The sun beat fierce down upon my head. A river of sweat poured off my back. My triceps burned and my quads ached as I thrust the mower out in front. The crowd thinned during the lunch hour but people returned by mid-afternoon as we approached the home stretch. I could feel a throbbing in my head and my mouth was parched. Kids stood by the curbside and handed us cups of water just like they do in marathon races.
John! I shouted. But he couldn’t hear me over the roar of his engine.
I was trying to tell him that I had seen sparks fly from his Henry 2000. On lawn nineteen the engine backfired and a thick smoke began to pour from the exhaust vent, but John pressed on.
John! I shouted again. I was starting to worry. Even though I was on the other side of the street, I could smell an acrid mix of burning rubber and oil and gasoline.

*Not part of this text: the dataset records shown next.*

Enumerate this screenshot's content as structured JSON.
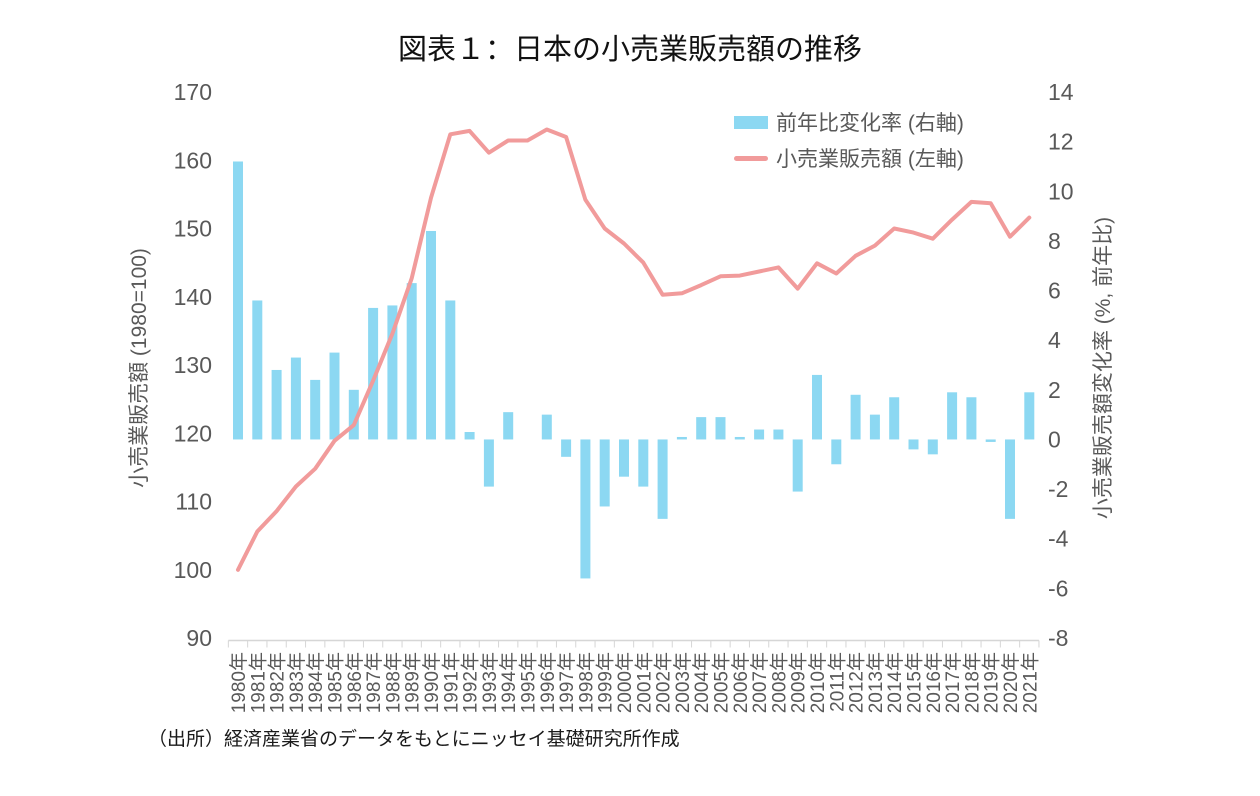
{
  "title": "図表１：日本の小売業販売額の推移",
  "source_note": "（出所）経済産業省のデータをもとにニッセイ基礎研究所作成",
  "legend": {
    "bar_label": "前年比変化率 (右軸)",
    "line_label": "小売業販売額 (左軸)"
  },
  "colors": {
    "bar": "#8CD8F2",
    "line": "#F19B9B",
    "axis_text": "#595959",
    "axis_line": "#D6D6D6",
    "title_text": "#111111"
  },
  "chart_data": {
    "type": "bar",
    "subtype": "combo-bar-line",
    "title": "図表１：日本の小売業販売額の推移",
    "categories": [
      "1980年",
      "1981年",
      "1982年",
      "1983年",
      "1984年",
      "1985年",
      "1986年",
      "1987年",
      "1988年",
      "1989年",
      "1990年",
      "1991年",
      "1992年",
      "1993年",
      "1994年",
      "1995年",
      "1996年",
      "1997年",
      "1998年",
      "1999年",
      "2000年",
      "2001年",
      "2002年",
      "2003年",
      "2004年",
      "2005年",
      "2006年",
      "2007年",
      "2008年",
      "2009年",
      "2010年",
      "2011年",
      "2012年",
      "2013年",
      "2014年",
      "2015年",
      "2016年",
      "2017年",
      "2018年",
      "2019年",
      "2020年",
      "2021年"
    ],
    "series": [
      {
        "name": "前年比変化率 (右軸)",
        "type": "bar",
        "axis": "right",
        "values": [
          11.2,
          5.6,
          2.8,
          3.3,
          2.4,
          3.5,
          2.0,
          5.3,
          5.4,
          6.3,
          8.4,
          5.6,
          0.3,
          -1.9,
          1.1,
          0.0,
          1.0,
          -0.7,
          -5.6,
          -2.7,
          -1.5,
          -1.9,
          -3.2,
          0.1,
          0.9,
          0.9,
          0.1,
          0.4,
          0.4,
          -2.1,
          2.6,
          -1.0,
          1.8,
          1.0,
          1.7,
          -0.4,
          -0.6,
          1.9,
          1.7,
          -0.1,
          -3.2,
          1.9
        ]
      },
      {
        "name": "小売業販売額 (左軸)",
        "type": "line",
        "axis": "left",
        "values": [
          100.0,
          105.6,
          108.6,
          112.2,
          114.8,
          118.9,
          121.2,
          127.7,
          134.6,
          142.7,
          154.5,
          163.8,
          164.3,
          161.1,
          162.9,
          162.9,
          164.5,
          163.4,
          154.2,
          150.0,
          147.8,
          145.0,
          140.3,
          140.5,
          141.7,
          143.0,
          143.1,
          143.7,
          144.3,
          141.2,
          144.9,
          143.4,
          146.0,
          147.5,
          150.0,
          149.4,
          148.5,
          151.3,
          153.9,
          153.7,
          148.8,
          151.6
        ]
      }
    ],
    "left_axis": {
      "title": "小売業販売額 (1980=100)",
      "min": 90,
      "max": 170,
      "ticks": [
        170,
        160,
        150,
        140,
        130,
        120,
        110,
        100,
        90
      ]
    },
    "right_axis": {
      "title": "小売業販売額変化率 (%, 前年比)",
      "min": -8,
      "max": 14,
      "ticks": [
        14,
        12,
        10,
        8,
        6,
        4,
        2,
        0,
        -2,
        -4,
        -6,
        -8
      ]
    },
    "grid": "off",
    "legend_position": "top-right-inside"
  }
}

Mrs. Trotsky’s daughter threw down the flag. John Henry had won. He turned the key and the engine sputtered into silence, never to be heard again. A minute later I huffed and puffed my last pass across lawn twenty, then ran across the road to offer my congratulations. Neighbours were cheering and crowding in on John Henry. He beamed through the smoky soot and grime that was smeared across his face.
But John Henry started to wheeze. It was a rasping wheeze that came from deep within his lungs and had a wet spluttering finish. With a worried voice Thelma called her husband’s name and thrust her way into the crowd, knocking people aside with her hips which were bigger than anybody else’s. John! she called. She had poured cold water over a rag and was pressing it to John’s forehead. Beads of water trickled down his face and cut channels through the dark grime. John crumpled onto the top of the Henry 2000, doubled over so his big beer gut blubbered out in every direction, beefy palms planted on his fat thighs, gasping for air.
Thelma! he called. We did it, Thelma. We did it.
Thelma drew her husband’s head into her ample breasts. Yes, John, we did it.
We showed them how a Henry 2000 can beat the crap out of a push mower any day.
We sure did, John. We beat the crap out of it.
Then John Henry looked to the sky as if he saw something far off and descending from a cloud. A little puff of breath issued from his lips and he fell down dead on the edge of Mrs. Trotsky’s lawn. And that’s the story of how John Henry gave his life to show that a Henry 2000 could beat me and my push mower. No doubt the neighbours will be singing his praises for years to come and cutting the hell out of their lawns.